I’ve really enjoyed my nursing relationship with Emily. I have so many memories of her plump, round face gazing up at me as she nursed as a baby. I even enjoyed pumping for her when I went back to work. It sounds crazy, because pumping– UGH! But I did. I liked it because it made me feel connected to her. I even kept a two ounce vial of milk I pumped for her in the freezer. I have it still. It’s probably three years old, but I can’t bring myself to throw it away…
Last night she asked to nurse for the first time in about a week. I told her okay, but I didn’t know if there would be a lot of milk there, because she is a bigger girl now and she isn’t needing it as much. She didn’t care and nestled in. But after about 15 seconds, she let me know there was only a tiny bit of milk. She tried the other side. Same deal. Only a little bit.
My milk supply is finally catching up, or letting go as it were, with the decreasing demand for it’s product.

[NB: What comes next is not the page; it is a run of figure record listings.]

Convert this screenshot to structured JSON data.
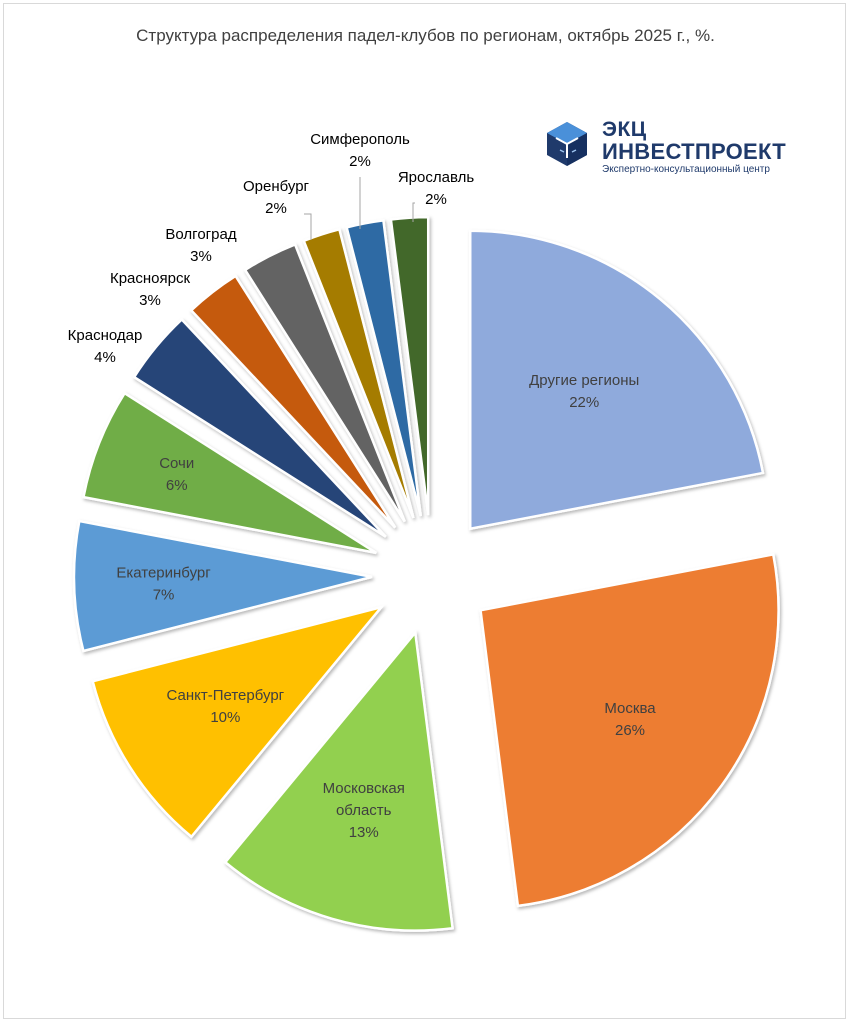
{
  "chart_data": {
    "type": "pie",
    "title": "Структура распределения падел-клубов по регионам, октябрь 2025 г., %.",
    "unit": "%",
    "slices": [
      {
        "label": "Другие регионы",
        "value": 22,
        "color": "#8faadc"
      },
      {
        "label": "Москва",
        "value": 26,
        "color": "#ed7d31"
      },
      {
        "label": "Московская область",
        "value": 13,
        "color": "#92d050"
      },
      {
        "label": "Санкт-Петербург",
        "value": 10,
        "color": "#ffc000"
      },
      {
        "label": "Екатеринбург",
        "value": 7,
        "color": "#5b9bd5"
      },
      {
        "label": "Сочи",
        "value": 6,
        "color": "#70ad47"
      },
      {
        "label": "Краснодар",
        "value": 4,
        "color": "#264478"
      },
      {
        "label": "Красноярск",
        "value": 3,
        "color": "#c55a11"
      },
      {
        "label": "Волгоград",
        "value": 3,
        "color": "#636363"
      },
      {
        "label": "Оренбург",
        "value": 2,
        "color": "#a57c00"
      },
      {
        "label": "Симферополь",
        "value": 2,
        "color": "#2e6ba4"
      },
      {
        "label": "Ярославль",
        "value": 2,
        "color": "#43682b"
      }
    ]
  },
  "logo": {
    "line1": "ЭКЦ",
    "line2": "ИНВЕСТПРОЕКТ",
    "line3": "Экспертно-консультационный центр"
  }
}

This is a really big change for us.
“M” is for “mourning”.
As a nursing mom, you cultivate and protect your milk supply at all costs in those early days of nursing. You obsess over it. Schedule time for extra pumping sessions. You talk about it non stop. You compare it with other people. I can remember feeling actual jealousy over photos of freezer-milk-stashes that some moms would share on Facebook (yeah, it’s a thing nursing moms do online in breastfeeding groups, in case you weren’t aware… we used to get jealous over someone else’s huge ring or handbag, now we get jealous over how many baggies and ounces of boobie juice are in the freezer…).
While I’ve gotten comfortable with my body’s ability to produce, and haven’t needed to obsess or stress about my milk supply in ages, the realization that my body has recognized it no longer needs to make milk is new territory. It is a territory in which I am sitting in a quiet discomfort, knowing there is not anything I can do to change it.
Emily will wean. I can not have any more babies, so this means my breastfeeding journey of this lifetime is coming to an end.
I guess I can’t really explain why this is such a poignant turning point for me. I struggled to nurse my babies, and it was an important victory. So there’s that. It is also the tangible connection to my children, a physical nurturance that I will never again get to give them.
In a way, I can be fine with all of this. I nursed Jack until he was about to be two, and Emily is nearly four, so that makes a total of six years of my life spent nursing my children. I’m proud of that, not because it makes me any better than anyone else who did it longer or shorter than me, but because it is just something special to me. Something I did. Kind of like going to Toronto by myself when I was in grad school.
Strange as it may sound, breastfeeding is also a really important part of who I am as a person. It is something in which I believe. It is something about which I am passionate, and something I seek to promote, normalize, and provide education to those willing to listen or ask.
And I’m sure it will continue to be an interest and a passion of mine. My goal for my next life (when Emily is in school full day) is to become a La Leche League leader and to eventually get my IBCLC. I would love to help other women fulfill their nursing goals, whether it is for a day, a month, a year, or four years.
So, “M” is for “metamorphosis”.
Things change and it has to be okay, because there isn’t really anything we can do, other than acknowledge, breathe, and accept.
Here’s the good news: Emily and I are still as close as ever. We chat and cuddle and play and drive around listening to princess music. Even though weaning will alter our relationship, it will not weaken or break it in any way. Just as I trusted in my body to make milk for my babies, so will I trust in my relationship with Emily and our ability to be close to one another no matter what.
“M” is for “Momaste”. The mom in me bows to the mom in you.